O Vice-presidente da ACRIVI Jovem, João Henrique Belo, avaliou a palestra de forma muito positiva para os produtores de Codó e reafirmou o compromisso de projeto com a SEMMAM. “Muito importante as informações para que os associados e produtores possam se atualizar a respeito do assunto, para que possam se adaptar às novas exigências e as novas modalidades do novo marco do licenciamento ambiental. E aproveitamos para reforçar nossa parceira da ACRIVI Jovem com a secretaria de Meio Ambiente para o projeto de arborização do Parque Walter Zaidan”.

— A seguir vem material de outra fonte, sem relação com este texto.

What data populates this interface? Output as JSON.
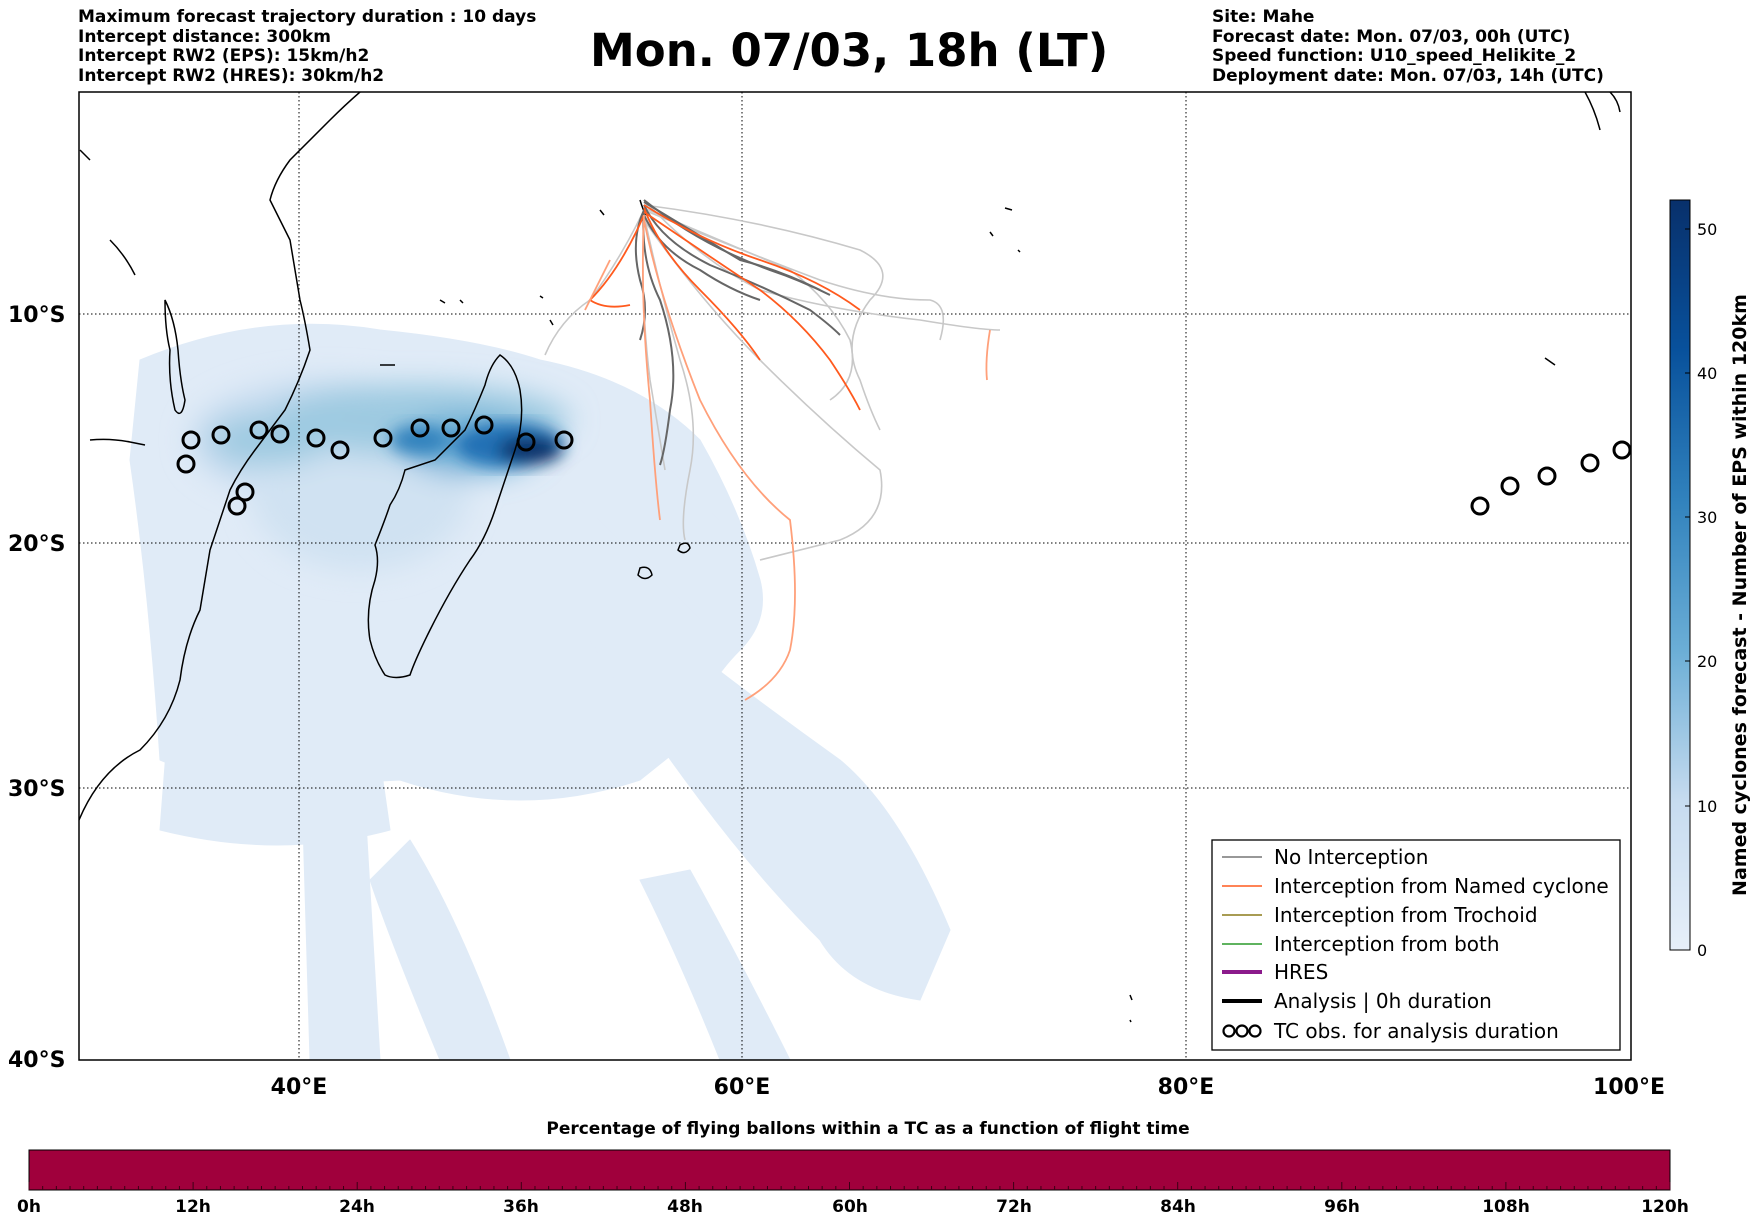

Para a Presidente da ACRIVI, Inalda Beder, levar palestrantes e temas concernentes ao desenvolvimento do agronegócio é fundamental para a constante atualização dos associados. “A disseminação do conhecimento sobre o novo marco do licenciamento ambiental é imprescindível para a Associação dos Criadores do Vale do Itapecuru. Ao se manter informados, os associados não apenas garantem a legalidade de suas atividades, mas também contribuem para a construção de um futuro sustentável para a agropecuária na região. A promoção de oficinas, palestras e debates sobre o tema pode ser um caminho eficaz para capacitar todos os envolvidos, fortalecendo a associação e garantindo a preservação do meio ambiente para as futuras gerações”, concluiu.